Ce résultat tient au fait que les individus qui accordent une plus grande place aux données antérieures n’internalisent pas les conséquences futures du relèvement des taux d’intérêt aujourd’hui, à savoir une contraction de la demande qui fera refluer l’inflation. Par conséquent, si l’approche rétrospective est dominante, alors la banque centrale devra davantage durcir sa politique pour obtenir une certaine baisse de l’inflation. Autrement dit, la réduction des anticipations d’inflation et de l’inflation a un coût plus lourd en termes de production lorsque la part d’individus ayant une approche rétrospective est élevée.

Accroître l’efficacité de la politique monétaire

Les banques centrales peuvent favoriser la formation prospective des anticipations d’inflation en renforçant l’indépendance, la transparence et la crédibilité de la politique monétaire et en instaurant une communication plus claire et plus performante. De tels changements peuvent permettre aux individus de mieux comprendre les interventions des banques centrales et leurs conséquences économiques et, par là, accroître la part des individus qui forgent leurs anticipations selon une approche prospective.

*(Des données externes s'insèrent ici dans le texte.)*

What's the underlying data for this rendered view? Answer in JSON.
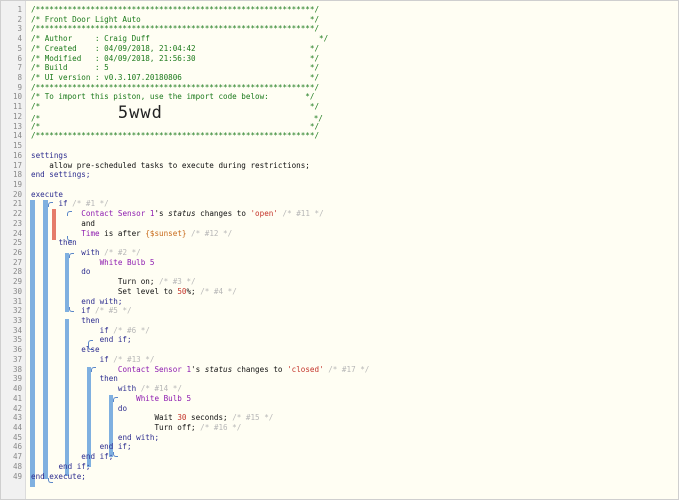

Les simulations effectuées à partir de ce nouveau modèle montrent comment des mesures visant à améliorer les cadres et les messages de politique monétaire peuvent contribuer à réduire la perte de production nécessaire pour faire reculer l’inflation et les anticipations d’inflation, situation dans laquelle la banque centrale a plus de chances de parvenir à un atterrissage en douceur.

Les banques centrales peuvent notamment renforcer leur communication en s’exprimant sur leurs objectifs et leurs actions de façon simple, répétée et adaptée aux différents acteurs de l’économie.

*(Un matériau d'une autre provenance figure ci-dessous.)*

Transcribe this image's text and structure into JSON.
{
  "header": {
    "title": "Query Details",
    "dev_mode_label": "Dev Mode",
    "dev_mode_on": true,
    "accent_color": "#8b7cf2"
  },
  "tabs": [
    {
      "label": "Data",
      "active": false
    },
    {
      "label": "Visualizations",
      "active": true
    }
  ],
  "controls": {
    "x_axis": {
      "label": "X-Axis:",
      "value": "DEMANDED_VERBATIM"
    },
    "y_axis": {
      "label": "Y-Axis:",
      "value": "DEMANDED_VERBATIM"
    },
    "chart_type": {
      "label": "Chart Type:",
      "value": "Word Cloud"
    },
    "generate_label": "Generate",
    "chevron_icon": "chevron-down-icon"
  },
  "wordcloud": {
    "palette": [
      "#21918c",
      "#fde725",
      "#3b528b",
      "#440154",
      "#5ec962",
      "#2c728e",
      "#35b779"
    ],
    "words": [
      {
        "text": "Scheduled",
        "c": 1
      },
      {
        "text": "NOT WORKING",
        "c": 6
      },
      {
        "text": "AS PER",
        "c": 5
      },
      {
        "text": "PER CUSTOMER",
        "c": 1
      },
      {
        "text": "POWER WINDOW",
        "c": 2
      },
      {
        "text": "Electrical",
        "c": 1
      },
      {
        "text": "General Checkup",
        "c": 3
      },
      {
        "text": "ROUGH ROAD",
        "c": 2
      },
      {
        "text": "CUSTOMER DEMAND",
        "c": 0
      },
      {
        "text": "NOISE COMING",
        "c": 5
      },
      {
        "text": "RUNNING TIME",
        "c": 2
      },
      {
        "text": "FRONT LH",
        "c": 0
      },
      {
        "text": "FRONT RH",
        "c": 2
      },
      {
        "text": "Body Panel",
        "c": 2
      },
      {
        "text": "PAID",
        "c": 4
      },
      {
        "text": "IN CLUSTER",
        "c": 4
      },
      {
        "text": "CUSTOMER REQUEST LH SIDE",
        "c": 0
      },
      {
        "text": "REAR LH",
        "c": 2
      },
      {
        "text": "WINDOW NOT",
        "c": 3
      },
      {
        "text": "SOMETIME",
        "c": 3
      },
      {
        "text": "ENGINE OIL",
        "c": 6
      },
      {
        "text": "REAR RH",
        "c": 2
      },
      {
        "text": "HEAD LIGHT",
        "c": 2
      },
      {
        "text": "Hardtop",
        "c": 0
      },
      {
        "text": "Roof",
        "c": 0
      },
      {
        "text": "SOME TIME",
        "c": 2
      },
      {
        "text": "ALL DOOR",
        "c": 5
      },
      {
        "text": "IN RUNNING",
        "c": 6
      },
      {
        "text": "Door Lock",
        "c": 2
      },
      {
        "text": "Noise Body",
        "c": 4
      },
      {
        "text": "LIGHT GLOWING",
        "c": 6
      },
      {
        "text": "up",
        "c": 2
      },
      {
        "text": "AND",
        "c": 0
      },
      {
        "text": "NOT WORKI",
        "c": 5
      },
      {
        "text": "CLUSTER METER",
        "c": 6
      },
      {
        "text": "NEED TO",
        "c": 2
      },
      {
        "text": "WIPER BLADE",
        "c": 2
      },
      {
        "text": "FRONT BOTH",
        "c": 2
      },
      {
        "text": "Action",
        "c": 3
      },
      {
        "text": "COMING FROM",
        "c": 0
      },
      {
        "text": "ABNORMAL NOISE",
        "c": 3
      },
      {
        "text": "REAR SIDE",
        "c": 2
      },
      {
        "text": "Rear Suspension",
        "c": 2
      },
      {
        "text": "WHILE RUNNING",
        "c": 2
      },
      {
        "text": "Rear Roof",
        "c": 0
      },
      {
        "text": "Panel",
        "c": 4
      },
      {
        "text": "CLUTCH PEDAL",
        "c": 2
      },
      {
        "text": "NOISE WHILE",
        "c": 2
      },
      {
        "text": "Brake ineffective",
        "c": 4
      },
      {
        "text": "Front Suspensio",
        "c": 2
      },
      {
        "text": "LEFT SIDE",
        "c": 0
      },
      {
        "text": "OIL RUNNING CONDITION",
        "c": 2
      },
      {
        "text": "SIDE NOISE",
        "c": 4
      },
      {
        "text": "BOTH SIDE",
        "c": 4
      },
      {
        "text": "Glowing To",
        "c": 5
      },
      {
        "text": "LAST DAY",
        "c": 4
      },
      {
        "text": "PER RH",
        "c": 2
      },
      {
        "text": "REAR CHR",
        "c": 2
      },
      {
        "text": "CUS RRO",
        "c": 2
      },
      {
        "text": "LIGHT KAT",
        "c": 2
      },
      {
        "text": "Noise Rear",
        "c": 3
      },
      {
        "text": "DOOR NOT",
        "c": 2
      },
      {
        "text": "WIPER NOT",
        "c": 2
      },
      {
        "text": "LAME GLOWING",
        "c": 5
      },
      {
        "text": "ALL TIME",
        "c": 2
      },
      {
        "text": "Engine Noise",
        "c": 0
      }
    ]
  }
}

Cela étant, améliorer les cadres de politique monétaire et concevoir de nouvelles stratégies de communication sur mesure pour orienter la dynamique de l’inflation peut s’avérer long ou difficile à réaliser. Il s’agit là d’actions complémentaires aux mesures de durcissement monétaire plus traditionnelles, lesquelles demeureront essentielles pour ramener l’inflation vers sa cible dans les meilleurs délais.